Question

Derive an expression for the determination of molecular mass of a non-volatile solute on the basis of depression of freezing point.

Answer 1

An expression for the depression of the freezing point can be derived in the same way as used for the elevation of the boiling point. The derivation is as follows:

If the curves AB, AC, BD and CE shown in Fig. are assumed to be straight lines, triangles ABD and ACE may be regarded as similar triangles.

For similar triangles ABD and ACE, we have

`(BD)/(CE) = (AD)/(AE)`

or `(T_f - T_1)/(T_f - T_2) = (p^circ - p_1)/(p^circ - p_2)`    ...(i)

where, p° = Vapour pressure of liquid solvent at its freezing point T_f

p₁ = Vapour pressure of solution I at temperature T₁

p₂ = Vapour pressure of solution II at temperature T₂

Eq. (i) can be written as

`(Delta T_(f_1))/(Delta T_(f_2)) = (Delta p_1)/(Delta p_2)`    ...(ii)

It follows from eq. (ii) that in general,

ΔT_f ∝ Δp    ...(iii)

Thus, depression of freezing point is directly proportional to the lowering of vapour pressure.
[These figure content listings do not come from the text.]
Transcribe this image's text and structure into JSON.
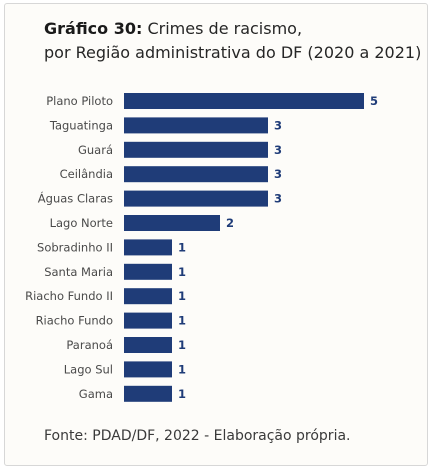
{
  "header": {
    "title_prefix": "Gráfico 30:",
    "title_line1": "Crimes de racismo,",
    "title_line2": "por Região administrativa do DF (2020 a 2021)"
  },
  "footer": {
    "source": "Fonte: PDAD/DF, 2022 - Elaboração própria."
  },
  "colors": {
    "bar": "#1f3c78"
  },
  "chart_data": {
    "type": "bar",
    "orientation": "horizontal",
    "title": "Crimes de racismo, por Região administrativa do DF (2020 a 2021)",
    "categories": [
      "Plano Piloto",
      "Taguatinga",
      "Guará",
      "Ceilândia",
      "Águas Claras",
      "Lago Norte",
      "Sobradinho II",
      "Santa Maria",
      "Riacho Fundo II",
      "Riacho Fundo",
      "Paranoá",
      "Lago Sul",
      "Gama"
    ],
    "values": [
      5,
      3,
      3,
      3,
      3,
      2,
      1,
      1,
      1,
      1,
      1,
      1,
      1
    ],
    "xlim": [
      0,
      5
    ],
    "grid": false,
    "legend": "none"
  }
}
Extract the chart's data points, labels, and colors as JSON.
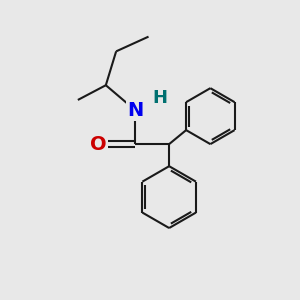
{
  "bg_color": "#e8e8e8",
  "bond_color": "#1a1a1a",
  "N_color": "#0000ee",
  "H_color": "#007070",
  "O_color": "#cc0000",
  "bond_width": 1.5,
  "font_size_N": 14,
  "font_size_H": 13,
  "font_size_O": 14,
  "figsize": [
    3.0,
    3.0
  ],
  "dpi": 100,
  "xlim": [
    0,
    10
  ],
  "ylim": [
    0,
    10
  ]
}
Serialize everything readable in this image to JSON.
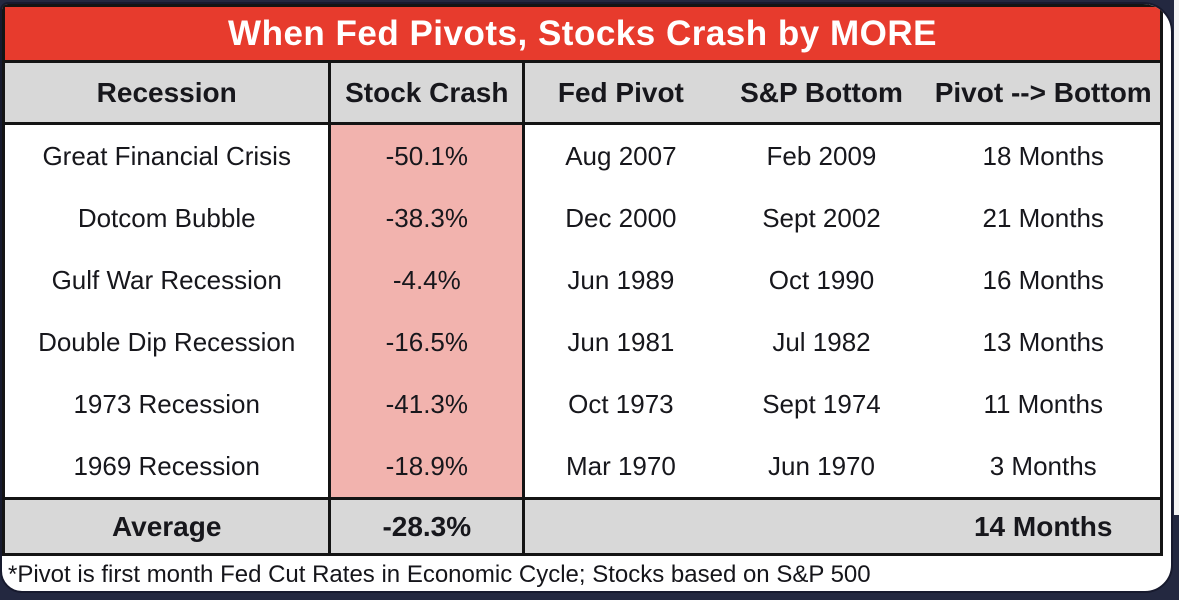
{
  "title": "When Fed Pivots, Stocks Crash by MORE",
  "table": {
    "columns": [
      "Recession",
      "Stock Crash",
      "Fed Pivot",
      "S&P Bottom",
      "Pivot --> Bottom"
    ],
    "rows": [
      {
        "recession": "Great Financial Crisis",
        "stock_crash": "-50.1%",
        "fed_pivot": "Aug 2007",
        "sp_bottom": "Feb 2009",
        "pivot_to_bottom": "18 Months"
      },
      {
        "recession": "Dotcom Bubble",
        "stock_crash": "-38.3%",
        "fed_pivot": "Dec 2000",
        "sp_bottom": "Sept 2002",
        "pivot_to_bottom": "21 Months"
      },
      {
        "recession": "Gulf War Recession",
        "stock_crash": "-4.4%",
        "fed_pivot": "Jun 1989",
        "sp_bottom": "Oct 1990",
        "pivot_to_bottom": "16 Months"
      },
      {
        "recession": "Double Dip Recession",
        "stock_crash": "-16.5%",
        "fed_pivot": "Jun 1981",
        "sp_bottom": "Jul 1982",
        "pivot_to_bottom": "13 Months"
      },
      {
        "recession": "1973 Recession",
        "stock_crash": "-41.3%",
        "fed_pivot": "Oct 1973",
        "sp_bottom": "Sept 1974",
        "pivot_to_bottom": "11 Months"
      },
      {
        "recession": "1969 Recession",
        "stock_crash": "-18.9%",
        "fed_pivot": "Mar 1970",
        "sp_bottom": "Jun 1970",
        "pivot_to_bottom": "3 Months"
      }
    ],
    "average": {
      "label": "Average",
      "stock_crash": "-28.3%",
      "fed_pivot": "",
      "sp_bottom": "",
      "pivot_to_bottom": "14 Months"
    }
  },
  "footnote": "*Pivot is first month Fed Cut Rates in Economic Cycle; Stocks based on S&P 500",
  "colors": {
    "title_bar": "#E73B2D",
    "title_text": "#FFFFFF",
    "header_bg": "#D8D8D8",
    "crash_column_bg": "#F2B3AE",
    "average_row_bg": "#D8D8D8",
    "table_border": "#141414",
    "page_background": "#232840",
    "card_background": "#FFFFFF"
  },
  "chart_data": {
    "type": "table",
    "title": "When Fed Pivots, Stocks Crash by MORE",
    "columns": [
      "Recession",
      "Stock Crash",
      "Fed Pivot",
      "S&P Bottom",
      "Pivot --> Bottom"
    ],
    "rows": [
      [
        "Great Financial Crisis",
        "-50.1%",
        "Aug 2007",
        "Feb 2009",
        "18 Months"
      ],
      [
        "Dotcom Bubble",
        "-38.3%",
        "Dec 2000",
        "Sept 2002",
        "21 Months"
      ],
      [
        "Gulf War Recession",
        "-4.4%",
        "Jun 1989",
        "Oct 1990",
        "16 Months"
      ],
      [
        "Double Dip Recession",
        "-16.5%",
        "Jun 1981",
        "Jul 1982",
        "13 Months"
      ],
      [
        "1973 Recession",
        "-41.3%",
        "Oct 1973",
        "Sept 1974",
        "11 Months"
      ],
      [
        "1969 Recession",
        "-18.9%",
        "Mar 1970",
        "Jun 1970",
        "3 Months"
      ]
    ],
    "average_row": [
      "Average",
      "-28.3%",
      "",
      "",
      "14 Months"
    ],
    "stock_crash_values_pct": [
      -50.1,
      -38.3,
      -4.4,
      -16.5,
      -41.3,
      -18.9
    ],
    "pivot_to_bottom_months": [
      18,
      21,
      16,
      13,
      11,
      3
    ],
    "average_stock_crash_pct": -28.3,
    "average_months": 14,
    "footnote": "*Pivot is first month Fed Cut Rates in Economic Cycle; Stocks based on S&P 500"
  }
}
According to Raoult’s law, for a dilute solution,

`(p^circ - p)/p^circ = (w M)/(W M')`

or `(Delta p)/p^circ = (w M)/(W M')`

or `Delta p = p^circ M xx w/(W M')`

Since p°M is a constant for a particular solvent, we have

`Delta p prop w/(W M')`    ....(iv)

Comparing eqs. (iii) and (iv), we have

`Delta T_f prop w/(W M')`    ...(v)

If W (mass of solvent) = 1 kg, `w/(W M')` represents the molality m of the solution. Therefore,

ΔT_f ∝ m

or ΔT_f ∝ k_f . m